Accessing your superannuation before retirement is very limited under Australian law. The most common circumstances where you can withdraw super early are financial hardship, compassionate grounds, or for a first home deposit. Even then, strict eligibility criteria apply around factors like income testing.
Otherwise, your super is legally preserved and inaccessible until you meet a condition of release, usually age 60 or 65 depending on your date of birth.
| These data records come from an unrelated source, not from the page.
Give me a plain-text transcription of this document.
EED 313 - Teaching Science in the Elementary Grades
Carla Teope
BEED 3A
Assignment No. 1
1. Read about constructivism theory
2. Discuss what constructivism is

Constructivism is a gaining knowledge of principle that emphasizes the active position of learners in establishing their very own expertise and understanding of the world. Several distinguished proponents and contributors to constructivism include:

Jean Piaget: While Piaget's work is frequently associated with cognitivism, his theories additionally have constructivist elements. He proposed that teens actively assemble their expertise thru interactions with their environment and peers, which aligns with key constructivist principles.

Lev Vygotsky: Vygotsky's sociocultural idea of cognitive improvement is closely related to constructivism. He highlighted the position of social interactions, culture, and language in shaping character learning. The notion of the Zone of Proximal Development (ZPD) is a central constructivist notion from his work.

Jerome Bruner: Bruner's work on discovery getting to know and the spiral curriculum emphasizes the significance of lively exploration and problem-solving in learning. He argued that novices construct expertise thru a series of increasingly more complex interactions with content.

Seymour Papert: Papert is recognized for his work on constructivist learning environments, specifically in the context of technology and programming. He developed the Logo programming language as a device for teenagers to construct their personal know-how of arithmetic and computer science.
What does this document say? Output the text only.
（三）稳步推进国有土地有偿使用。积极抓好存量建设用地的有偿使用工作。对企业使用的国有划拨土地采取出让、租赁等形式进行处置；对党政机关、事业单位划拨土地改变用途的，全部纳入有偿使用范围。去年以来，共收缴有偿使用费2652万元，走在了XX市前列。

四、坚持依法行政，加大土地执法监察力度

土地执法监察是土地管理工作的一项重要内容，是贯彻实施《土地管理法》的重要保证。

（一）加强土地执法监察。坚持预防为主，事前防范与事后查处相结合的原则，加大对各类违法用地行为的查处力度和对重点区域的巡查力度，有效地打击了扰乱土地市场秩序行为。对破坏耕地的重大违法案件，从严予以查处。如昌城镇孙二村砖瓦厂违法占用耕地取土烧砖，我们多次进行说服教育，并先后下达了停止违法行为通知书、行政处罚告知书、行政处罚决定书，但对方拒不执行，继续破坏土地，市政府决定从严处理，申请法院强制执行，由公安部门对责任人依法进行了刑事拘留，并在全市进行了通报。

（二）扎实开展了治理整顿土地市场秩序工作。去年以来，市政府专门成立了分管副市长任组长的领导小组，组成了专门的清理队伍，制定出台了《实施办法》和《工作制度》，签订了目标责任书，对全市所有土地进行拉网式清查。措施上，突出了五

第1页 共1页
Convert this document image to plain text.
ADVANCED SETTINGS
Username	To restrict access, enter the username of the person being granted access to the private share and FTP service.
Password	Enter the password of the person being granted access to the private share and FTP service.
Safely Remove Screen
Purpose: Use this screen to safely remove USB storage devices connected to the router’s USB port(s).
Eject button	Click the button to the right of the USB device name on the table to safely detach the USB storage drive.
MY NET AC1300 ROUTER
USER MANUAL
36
Why Is Super Important to the Economy?
Superannuation assets have ballooned to over $3 trillion today, making the sector integral to Australia’s financial system and economy. As the pool of funds continues growing, super is providing an increasingly vital source of patient capital to fund long-term infrastructure projects while still targeting market-level returns for members. Super also allows for reducing reliance on the Age Pension, saving taxpayers money over the long run.
What Does It Mean to Salary Sacrifice Into Your Super?
Salary sacrificing into super means voluntarily contributing more to your superannuation account directly from your pre-tax salary. So rather than receiving this portion of your pay as usual, it gets paid by your employer into your chosen super fund.
This reduces your after-tax income and consequently the amount of tax you have to pay, allowing you to pay 15% contributions tax on the amount rather than your marginal income tax rate of up to 47%. It’s an attractive way to boost your super balance thanks to the tax incentives while reducing your take home pay. Limits apply based on your total super balance and age.
Disclaimer
Please note that every effort has been made to ensure that the information provided in this guide is accurate. You should note, however, that the information is intended as a guide only, providing an overview of general information available to contractors and small businesses. This guide is not intended to be an exhaustive source of information and should not be seen to constitute legal or tax advice. You should, where necessary, seek your own advice for any legal or tax issues raised in your business affairs.